Many of his stories focussed on some poor sod who’d come across a series of clues that would send them down the rabbit hole towards their inevitable decent into madness and, sometimes, death. Given its deep lore, macabre atmosphere and 1920s setting, the Cthulhu Mythos is a natural fit for the gaming medium.
The latest video game adaptation is Call Of Cthulhu (itself adapted from a role-playing game of the same name) by French developer Cyanide. While it’s undeniably rough round the edges, it’s probably the best Lovecraftian game to emerge for a long time – which is made all the more impressive when one notes that Cyanide is mostly known for making pro-cycling games.
The story centres on Edward Pierce, an alcoholic private investigator who, as the game opens, is both down on his luck and is experiencing horrific nightmares. He’s tapped up to solve the murder of a family and his investigations take him to a place called Darkwater Island. It’s here that he starts to learn that something incredibly nefarious is taking place.

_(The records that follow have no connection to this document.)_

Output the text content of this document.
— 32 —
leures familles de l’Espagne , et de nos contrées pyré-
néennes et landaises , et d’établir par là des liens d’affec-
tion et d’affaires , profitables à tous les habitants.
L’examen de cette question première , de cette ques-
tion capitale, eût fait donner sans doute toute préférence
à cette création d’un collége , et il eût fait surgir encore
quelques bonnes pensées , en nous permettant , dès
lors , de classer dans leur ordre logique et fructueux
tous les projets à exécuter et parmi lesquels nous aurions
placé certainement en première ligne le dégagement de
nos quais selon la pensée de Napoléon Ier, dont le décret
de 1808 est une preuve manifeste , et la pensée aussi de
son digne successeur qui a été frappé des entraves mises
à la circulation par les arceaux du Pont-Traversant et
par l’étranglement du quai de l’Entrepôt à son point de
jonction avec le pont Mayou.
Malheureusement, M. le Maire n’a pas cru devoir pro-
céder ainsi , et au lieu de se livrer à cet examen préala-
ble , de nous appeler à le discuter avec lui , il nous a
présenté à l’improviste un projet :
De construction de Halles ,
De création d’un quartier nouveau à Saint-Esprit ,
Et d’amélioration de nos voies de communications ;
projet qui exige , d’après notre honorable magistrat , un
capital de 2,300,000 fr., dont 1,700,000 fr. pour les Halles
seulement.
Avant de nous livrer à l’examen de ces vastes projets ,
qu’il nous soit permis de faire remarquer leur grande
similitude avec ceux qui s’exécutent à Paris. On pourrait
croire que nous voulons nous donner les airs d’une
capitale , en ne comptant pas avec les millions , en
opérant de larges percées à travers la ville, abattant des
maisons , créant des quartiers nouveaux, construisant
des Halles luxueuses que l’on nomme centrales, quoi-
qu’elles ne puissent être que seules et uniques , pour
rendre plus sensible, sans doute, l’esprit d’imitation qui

Call Of Cthulhu plays like a detective thriller with RPG elements. As players delve into Darkwater they encounter the town’s population (who may or may not be hiding something) and have a choice in verbal exchanges they have, which in turn can cause the narrative to branch.
They also have to decide which elements of Pierce’s character they want to enhance, and this too can affect the gameplay – a more eloquent Pierce, for example, can glean more in the way of clues from characters and his environment than if the player has been focussing solely on his strength.
As the player comes across more clues, the begin to piece together the events of the story, and it is here they learn that not every revelation is to Pierce’s benefit as the more he learns the more it starts to affect his sanity. In a welcome Lovecraftian twist, Pierce, and by extension the player, starts to question what is real and what isn’t and this is helped in no small way by the game’s crushing atmosphere and its decidedly creepy visuals.
That having been said, the game fumbles at times. There are a couple of lengthy stealth sections, which aren’t exactly engaging (really, the Amnesia and OutLast games did this sort of thing better), and some parts that involve combat, which feels utterly out of place in a Lovecraftian story. On top of that some of the character animations look stiff and stilted and some dialogue falls very flat. Oh, and one part of the game, in which a player has to find a particular item, which can be easily missed, while trying to avoid death at the hands of a shambling nightmare deserves to be consigned to the seventh circle of hell.
However, between its rich storytelling and dread-filled ambience, Call Of Cthulhu is a worthy of investigation. It’s just a pity that it lands in a release window filled to the brim with blockbuster games jockeying for position. It looks like the Old Gods may have to wait their turn for a while.
- Call Of Cthulhu was reviewed on a PS4. Review code was provided by the publisher.